The glove players will make more money than prior to the pandemic but how will the supply dynamics change and prices react will bear watching over the long run.

One too many placements

EVEN if the best of the oil and gas companies have difficulty securing bank loans to fund its projects and expansion, it says a lot on the state of affairs of the industry.

It has been six years since oil price dropped from its dizzy heights of US$120 per barrel in 2014. It fell to less than US$30 per barrel in January 2015. The steep price gyration was a shock to the oil and gas sector and its financiers as well.

Bankers stopped their line of financing to oil and gas companies, which is something that is happening even now considering that companies such as Serba Dynamic Holdings Bhd are finding it difficult to raise funds via borrowings.

Serba Dinamik is easily the pick of funds in the oil and gas sector. But the fact that the company has to undertake private placements to fund its expansion and working capital for new contracts probably means the banks do not share the same view as investors.

Earlier this week, Serba Dyamic proposed a 10% private placement to raise an indicative amount of RM515mil based on the shares being placed out at RM1.53 each. The share price dipped after the announcement, which is not surprising considering that this would be the second private placement this year.

In April this year, Serba Dynamic completed a 10% placement, raising RM456.7mil that was utilised to reduce borrowings and for working capital. Serba Dynamic has debts of RM3.9bil.

But it has several big jobs with the latest in Abu Dhabi where it has the mandate to build an IT city and data centre. The contracts are worth more than RM9bil cumulatively. Serba Dynamic also acquired a large fabrication yard in Johor a few months ago to beef up its oil and gas business.

The company stated that the latest placement is to pare down its debts and bulk up its working capital to cater for jobs in Abu Dhabi.

But perhaps the company should look at issuing bonds instead of a private placement. The cost of debt, after all, is cheap these days.

Will next year be a year for IPOs?

IT appears that there is some sort of silver lining, a sliver of it if you will, amid the current global Covid-19 pandemic which has so far seen some of the largest and hottest IPOs both here and globally.

Despite the persistent virus which is seeing no obvious signs of let-up, companies are raising capital like they have never done before.

Even if it just a selected few firms.

Just this week, three tech firms in the US – rental booking firm Airbnb, food delivery company Doordash and AI software-maker C3.ai – made their debut on the American stock market.

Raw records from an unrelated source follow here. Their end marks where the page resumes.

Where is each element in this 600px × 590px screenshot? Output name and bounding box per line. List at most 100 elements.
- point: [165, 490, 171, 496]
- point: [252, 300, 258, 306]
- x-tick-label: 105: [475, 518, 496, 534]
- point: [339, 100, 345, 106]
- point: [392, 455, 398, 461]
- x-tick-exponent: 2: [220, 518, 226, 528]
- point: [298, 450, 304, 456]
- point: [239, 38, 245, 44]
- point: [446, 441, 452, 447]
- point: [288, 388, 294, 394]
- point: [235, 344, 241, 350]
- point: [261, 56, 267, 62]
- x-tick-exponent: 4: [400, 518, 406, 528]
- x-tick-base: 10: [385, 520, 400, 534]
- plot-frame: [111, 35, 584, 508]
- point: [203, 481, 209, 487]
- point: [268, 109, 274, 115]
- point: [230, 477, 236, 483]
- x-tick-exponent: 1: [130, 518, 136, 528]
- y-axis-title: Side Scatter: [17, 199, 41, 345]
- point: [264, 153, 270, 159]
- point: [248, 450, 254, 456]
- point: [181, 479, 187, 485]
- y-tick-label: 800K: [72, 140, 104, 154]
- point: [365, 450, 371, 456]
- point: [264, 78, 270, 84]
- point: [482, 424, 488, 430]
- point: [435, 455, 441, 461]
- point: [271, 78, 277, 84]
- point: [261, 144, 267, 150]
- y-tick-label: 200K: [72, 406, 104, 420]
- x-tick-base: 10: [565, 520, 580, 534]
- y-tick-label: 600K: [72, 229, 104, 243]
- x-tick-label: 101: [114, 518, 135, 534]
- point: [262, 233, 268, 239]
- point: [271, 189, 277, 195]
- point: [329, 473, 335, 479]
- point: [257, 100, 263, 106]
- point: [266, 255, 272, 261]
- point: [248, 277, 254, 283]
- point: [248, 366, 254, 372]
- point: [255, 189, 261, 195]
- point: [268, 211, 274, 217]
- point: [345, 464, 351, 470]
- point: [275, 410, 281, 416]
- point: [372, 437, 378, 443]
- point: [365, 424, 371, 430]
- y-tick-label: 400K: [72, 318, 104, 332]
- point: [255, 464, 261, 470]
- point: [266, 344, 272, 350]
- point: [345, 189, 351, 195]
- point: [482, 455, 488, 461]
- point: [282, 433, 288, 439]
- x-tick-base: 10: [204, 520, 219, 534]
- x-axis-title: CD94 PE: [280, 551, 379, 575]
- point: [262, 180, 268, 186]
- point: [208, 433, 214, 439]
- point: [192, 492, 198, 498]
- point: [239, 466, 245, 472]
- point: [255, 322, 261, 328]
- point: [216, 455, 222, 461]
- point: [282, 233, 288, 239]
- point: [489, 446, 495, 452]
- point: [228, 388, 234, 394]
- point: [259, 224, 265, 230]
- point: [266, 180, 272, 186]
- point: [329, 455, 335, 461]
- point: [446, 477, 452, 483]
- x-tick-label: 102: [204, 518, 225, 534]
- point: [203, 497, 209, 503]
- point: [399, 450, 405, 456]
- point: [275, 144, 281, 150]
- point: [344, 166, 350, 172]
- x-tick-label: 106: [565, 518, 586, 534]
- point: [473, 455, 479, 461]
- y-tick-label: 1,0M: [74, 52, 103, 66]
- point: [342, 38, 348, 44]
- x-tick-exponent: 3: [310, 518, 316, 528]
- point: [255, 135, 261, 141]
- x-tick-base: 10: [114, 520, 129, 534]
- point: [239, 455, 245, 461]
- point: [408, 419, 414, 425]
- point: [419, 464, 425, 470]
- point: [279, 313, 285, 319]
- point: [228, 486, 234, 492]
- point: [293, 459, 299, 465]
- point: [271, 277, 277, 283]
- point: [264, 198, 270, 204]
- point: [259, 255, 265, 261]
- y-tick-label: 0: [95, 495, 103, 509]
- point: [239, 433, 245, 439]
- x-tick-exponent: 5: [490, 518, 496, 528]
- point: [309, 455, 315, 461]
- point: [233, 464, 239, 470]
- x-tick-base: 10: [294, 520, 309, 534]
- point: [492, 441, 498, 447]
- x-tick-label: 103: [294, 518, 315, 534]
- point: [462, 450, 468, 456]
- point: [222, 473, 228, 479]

Shares of Airbnb did so well that it more than doubled in value on Thursday, valuing the entire firm at over US$100bil – the biggest US IPO of this year.

Amid the pandemic, investors chased the stock on hopes of a vaccine and recovery play.

Back home, home products company Mr DIY gave the local mart a boost when some US$360mil was raised in a time where more people were staying at home and possibly buying more household stuff from the company.

Up to mid-October, it has been reported that some US$481mil or close to RM2bil has been raised on Bursa Malaysia, exceeding the total amount raised for the whole of 2019.

Still, initial expectations were that there would be 40 listings this year as opposed to the 18 as at end-November.

And can Malaysia ever have a tech company the likes of those overseas to go public here?

If things get better next year, expectations are that all the IPOs that were supposed to happen will happen.

While we are expecting that, can we wish for some quality tech firms to be among them?

It is about time Malaysian companies moved up the value chain.

As of now, we have a “solid pipeline” of IPO deals, says one banker. Well, a pipeline is just that – a pipeline.

What is to come, we will know only when the time is right.